Libyen: Vom Regen in die Traufe? Islamistische und jihadistische Kräfte unter den libyschen Rebellen hoffen auf Rückkehr zum „wahrhaft“ islamischen Staat
B O N N (31. März 2011) Werden sich die Hoffnungen des libyschen Volkes und des Westens auf Rechtsstaat und Zivilgesellschaft erfüllen oder werden diese Hoffnungen bitter enttäuscht werden? Von der derzeit diffusen politischen Situation können auch islamistische und jihadistische Kräfte unter den Aufständischen profitieren, erklärte der Islamwissenschaftler Carsten Polanz vom Institut für Islamfragen. Gerade im Osten des Landes sind zahlreiche islamistische Gruppen aktiv. Für sie stehe schon seit Jahrzehnten fest, dass Gaddafi ein Häretiker sei und der Aufrichtung eines „wahrhaft“ islamischen Staates auf Grundlage der Scharia mit seiner eigenwilligen Islam-Interpretation im Wege stehe. Unter Gaddafi hatten muslimische Extremisten keine Chance, ihre Vorstellungen zu verwirklichen.
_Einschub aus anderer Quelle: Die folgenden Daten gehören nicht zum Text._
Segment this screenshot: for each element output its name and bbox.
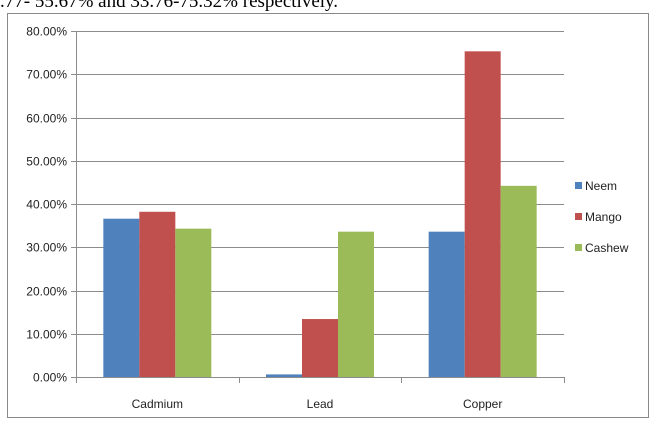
bar-neem-copper (428, 231, 465, 377)
y-tick-label: 40.00% (26, 198, 67, 212)
bar-mango-copper (464, 51, 501, 377)
caption-fragment: .77- 55.67% and 33.76-75.32% respectivel… (0, 0, 339, 12)
y-tick-label: 10.00% (26, 328, 67, 342)
y-axis: 0.00% 10.00% 20.00% 30.00% 40.00% 50.00% 60.00… (26, 25, 77, 385)
y-tick-label: 0.00% (33, 371, 67, 385)
bar-mango-cadmium (139, 211, 176, 377)
legend-label-cashew: Cashew (585, 241, 629, 255)
x-tick-label: Copper (463, 397, 502, 411)
bar-mango-lead (302, 319, 338, 377)
y-tick-label: 50.00% (26, 155, 67, 169)
bar-cashew-copper (500, 185, 537, 377)
legend-swatch-cashew (575, 244, 582, 251)
legend-swatch-mango (575, 213, 582, 220)
bar-cashew-cadmium (175, 228, 212, 377)
chart-frame (7, 13, 649, 418)
bar-neem-lead (266, 374, 302, 377)
bar-cashew-lead (338, 231, 374, 377)
legend: Neem Mango Cashew (575, 179, 629, 255)
y-tick-label: 80.00% (26, 25, 67, 39)
x-tick-label: Cadmium (132, 397, 183, 411)
x-tick-label: Lead (307, 397, 334, 411)
bar-neem-cadmium (103, 218, 140, 377)
y-tick-label: 30.00% (26, 241, 67, 255)
y-tick-label: 70.00% (26, 68, 67, 82)
y-tick-label: 60.00% (26, 112, 67, 126)
x-axis: Cadmium Lead Copper (76, 377, 565, 411)
y-tick-label: 20.00% (26, 285, 67, 299)
legend-label-neem: Neem (585, 179, 617, 193)
legend-label-mango: Mango (585, 210, 622, 224)
bars (103, 51, 537, 377)
legend-swatch-neem (575, 182, 582, 189)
Für ihn waren sie selbsternannte „Wächter der Religion“, eine „religiöse Mafia“ zur „Vereinnahmung der Politik“, „politisch Kranke“ und „Schädlinge des Volkes“. Er setzte sich für die Entmachtung der islamischen Rechtsgelehrten ein und ließ zahlreiche Imame zur „Reinigung der Häuser Gottes“ verhaften. Jetzt halten die muslimischen Extremisten ihre Zeit für gekommen. Gunnar Heinsohn, Autor der ersten Genozid-Enzyklopädie, wies kürzlich in der FAZ darauf hin, dass die Rebellen die Menschenrechte nicht unbedingt mehr respektieren als Gaddafi.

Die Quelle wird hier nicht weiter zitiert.